Utah State University is in the final phase of installing a large thermal energy storage tank that is expected to save the school more than $100,000 annually.

On Tuesday afternoon, several USU officials climbed from the surface of the Health, Physical Education and Recreation field down the ladder to view the inside of the new water tank that has been placed. Inside is the diffuser piping that allows chilled water to be inserted and removed from the tank at very low velocities.

The top of the TES tank, which is 30 feet deep and 115 feet in diameter, is still visible while on the HPER field. The concrete tank will be completely buried below the field, where it will hold approximately 2 million gallons of water that will be used to cool buildings on campus.

The tank will be filled next week. Then, the entire hole will be filled in and another contractor will begin work on the Legacy Multi-purpose Fields, scheduled to be completed by August.

“It’s definitely been a big undertaking,” said Lorin Mortensen, a mechanical engineer for USU facilities planning design and construction. “We’re excited to be able to use the TES tank and take advantage of it. It will be a real asset to the university.”
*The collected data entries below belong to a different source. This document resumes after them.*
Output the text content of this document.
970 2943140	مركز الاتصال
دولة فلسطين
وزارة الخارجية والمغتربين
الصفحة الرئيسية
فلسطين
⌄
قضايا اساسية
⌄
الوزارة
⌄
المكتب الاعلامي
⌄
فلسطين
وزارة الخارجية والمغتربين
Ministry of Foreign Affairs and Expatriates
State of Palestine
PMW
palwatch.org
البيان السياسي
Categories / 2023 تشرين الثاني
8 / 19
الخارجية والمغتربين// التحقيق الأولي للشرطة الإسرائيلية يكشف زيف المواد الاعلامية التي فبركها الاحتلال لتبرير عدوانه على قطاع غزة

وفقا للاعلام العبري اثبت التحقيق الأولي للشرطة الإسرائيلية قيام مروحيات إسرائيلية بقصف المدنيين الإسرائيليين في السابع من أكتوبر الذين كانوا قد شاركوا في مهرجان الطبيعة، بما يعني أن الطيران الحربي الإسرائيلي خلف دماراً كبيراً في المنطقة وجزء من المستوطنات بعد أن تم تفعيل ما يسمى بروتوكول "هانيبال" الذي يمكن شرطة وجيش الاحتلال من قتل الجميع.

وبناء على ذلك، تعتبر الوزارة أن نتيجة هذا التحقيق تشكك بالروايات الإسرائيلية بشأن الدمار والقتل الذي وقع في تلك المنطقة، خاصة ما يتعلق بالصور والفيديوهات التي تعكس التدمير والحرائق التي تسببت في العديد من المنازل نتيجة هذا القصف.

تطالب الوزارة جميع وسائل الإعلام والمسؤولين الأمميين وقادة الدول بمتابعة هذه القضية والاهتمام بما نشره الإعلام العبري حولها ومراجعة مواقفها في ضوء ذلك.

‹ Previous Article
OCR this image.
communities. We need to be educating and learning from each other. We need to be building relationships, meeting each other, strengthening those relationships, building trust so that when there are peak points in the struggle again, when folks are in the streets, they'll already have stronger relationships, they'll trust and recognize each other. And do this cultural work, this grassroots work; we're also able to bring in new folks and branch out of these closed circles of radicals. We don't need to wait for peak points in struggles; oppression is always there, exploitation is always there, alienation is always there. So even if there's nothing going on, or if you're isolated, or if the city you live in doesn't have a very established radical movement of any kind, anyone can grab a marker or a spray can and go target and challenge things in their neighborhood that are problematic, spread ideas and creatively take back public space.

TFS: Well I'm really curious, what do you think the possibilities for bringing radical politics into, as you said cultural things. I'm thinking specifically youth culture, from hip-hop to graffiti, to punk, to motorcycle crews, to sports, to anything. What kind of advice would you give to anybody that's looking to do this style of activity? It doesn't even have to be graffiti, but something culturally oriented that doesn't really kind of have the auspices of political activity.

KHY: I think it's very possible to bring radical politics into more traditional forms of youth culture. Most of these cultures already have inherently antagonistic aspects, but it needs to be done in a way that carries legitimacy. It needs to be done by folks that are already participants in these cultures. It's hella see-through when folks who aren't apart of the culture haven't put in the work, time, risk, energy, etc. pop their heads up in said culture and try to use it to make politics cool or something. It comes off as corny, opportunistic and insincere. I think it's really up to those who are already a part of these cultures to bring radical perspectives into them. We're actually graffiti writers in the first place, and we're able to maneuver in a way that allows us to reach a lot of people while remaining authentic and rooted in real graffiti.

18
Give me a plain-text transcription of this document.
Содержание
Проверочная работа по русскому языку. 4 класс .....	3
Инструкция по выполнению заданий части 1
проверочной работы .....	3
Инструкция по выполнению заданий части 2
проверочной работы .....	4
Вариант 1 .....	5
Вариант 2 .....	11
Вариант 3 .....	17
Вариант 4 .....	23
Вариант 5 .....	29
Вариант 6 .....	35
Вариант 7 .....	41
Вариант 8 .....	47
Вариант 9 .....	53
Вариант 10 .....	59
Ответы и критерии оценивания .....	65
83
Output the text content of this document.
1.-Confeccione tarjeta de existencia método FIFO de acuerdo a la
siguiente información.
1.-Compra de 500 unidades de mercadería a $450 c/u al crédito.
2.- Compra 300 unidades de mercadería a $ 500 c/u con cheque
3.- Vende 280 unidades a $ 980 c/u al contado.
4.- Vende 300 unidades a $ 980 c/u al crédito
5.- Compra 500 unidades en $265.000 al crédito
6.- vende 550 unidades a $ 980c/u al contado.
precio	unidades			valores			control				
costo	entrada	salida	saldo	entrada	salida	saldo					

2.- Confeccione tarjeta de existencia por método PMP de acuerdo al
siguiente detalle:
The completion of the TES tank wraps up an effort that took a little over a year to complete, starting in February 2011.

Students, faculty and passers-by on 800 East might have noticed a massive hole in the HPER field, a mountain of gravel and dozens of construction crew workers for most of the past year. The project was expected to be done in December, but it ran behind schedule because of the weather.

“The project has definitely displaced the people that use the HPER field, so it’s been a big inconvenience,” Mortensen said.

USU invested $2.6 million into the construction and installation of the tank. The TES tank is designed to last for 40 years or longer. The project is funded by utility savings and building chilled-water connection fees.

Water in the tank is cooled using electric chillers during the most efficient time of the day, which is usually at night when the temperature is lower. The chilled water is then stored for use during warmer parts of the day. When air conditioning is needed, water runs through pipes in the existing underground tunnels, which lead to nearly every building on campus. Once it reaches the buildings, the water is sent through a coil system, where blowing air provides air conditioning.

The tank holds enough water to provide air conditioning for about 30 buildings on campus for one day. The 2 million gallons of water are continually recycled as the water recirculates through the “closed-loop system.” Not all of the buildings on campus will be served by the tank because some of them don’t have air conditioning or are connected to the central cooling plant.

The central cooling plant, installed in 2003, replaced 25 old chillers from individual buildings with four of the most efficient electric chillers available. All the chillers were relocated to a central building where they are under 24-hour efficiency surveillance.

USU and the University of Utah are the only campuses in the state using this TES tank technology so far.

“Part of the reason is because USU has a centrally chilled water system,” Mortensen said. “Our infrastructure system is unique; we have one of the best infrastructure systems in the state.”

Mortensen said this kind of energy tank system is being “embraced across the country,” but not all colleges and universities have a tank that is completely underground.

The installation for the tank comes in part after USU President Stan Albrecht signed the American College & University Presidents Climate Commitment, a document that holds the university responsible for developing a plan to work toward climate neutrality.